Abstract

Scant academic attention has been paid to intersectional LGBT events. Miami Beach is home to a women’s circuit party called Aqua Girl and a Hispanic LGBT Pride called Celebrate Orgullo. This behind-the-scenes study on their planning challenges the invisibility of intersectional LGBTs as consumers and demonstrates that they can be targeted as a profitable niche market. I utilize the homonormativity critique as a framing. It describes the commercialization and mainstreaming of LGBT populations as potentially oppressive and normative. However, I challenge the a-spatial essentialisms that characterize the literature.

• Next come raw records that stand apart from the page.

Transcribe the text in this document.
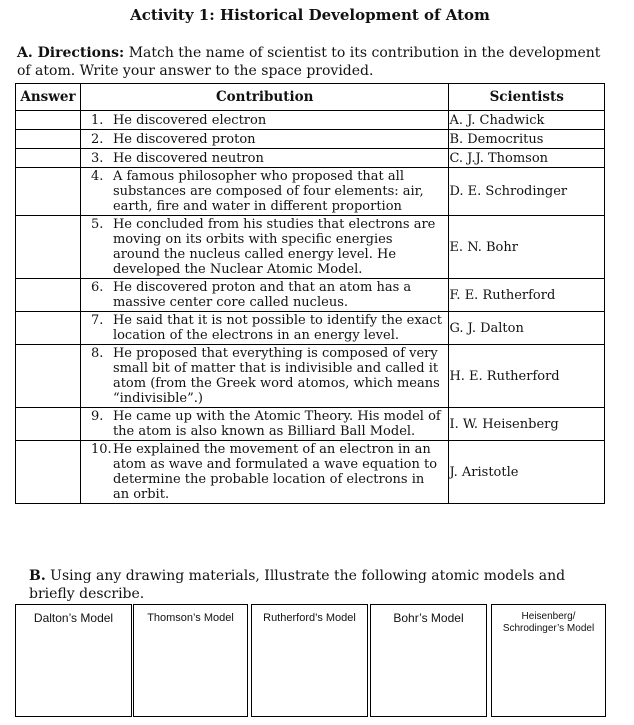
Activity 1: Historical Development of Atom
A. Directions: Match the name of scientist to its contribution in the development of atom. Write your answer to the space provided.
Answer	Contribution	Scientists

	1. He discovered electron	A. J. Chadwick

	2. He discovered proton	B. Democritus

	3. He discovered neutron	C. J.J. Thomson

	4. A famous philosopher who proposed that all substances are composed of four elements: air, earth, fire and water in different proportion	D. E. Schrodinger

	5. He concluded from his studies that electrons are moving on its orbits with specific energies around the nucleus called energy level. He developed the Nuclear Atomic Model.	E. N. Bohr

	6. He discovered proton and that an atom has a massive center core called nucleus.	F. E. Rutherford

	7. He said that it is not possible to identify the exact location of the electrons in an energy level.	G. J. Dalton

	8. He proposed that everything is composed of very small bit of matter that is indivisible and called it atom (from the Greek word atomos, which means “indivisible”.)	H. E. Rutherford

	9. He came up with the Atomic Theory. His model of the atom is also known as Billiard Ball Model.	I. W. Heisenberg

	10. He explained the movement of an electron in an atom as wave and formulated a wave equation to determine the probable location of electrons in an orbit.	J. Aristotle
B. Using any drawing materials, Illustrate the following atomic models and briefly describe.
Dalton’s Model	Thomson’s Model	Rutherford’s Model	Bohr’s Model	Heisenberg/ Schrodinger’s Model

For example, the naming of gay white men and gentrified gayborhoods as the homonormative subject/spaces/places ignores how others can make use of homonormativity elsewhere. For instance, the entrepreneurial, tourism-centered government of Miami Beach targeted both lesbians and Hispanic LGBTs for these events. The success and sponsorship of these events is due not only to the popularity of Miami Beach with tourists, and the large local Hispanic population, but also the scarcity of similar events elsewhere. These events have homonormative aspects but defy reductive labeling or accusation. Therefore, it is important to consider the relationality of local manifestations of homonormativity while avoiding the essentialism or dismissals of de facto ‘homonormative subjects, spaces, or events’.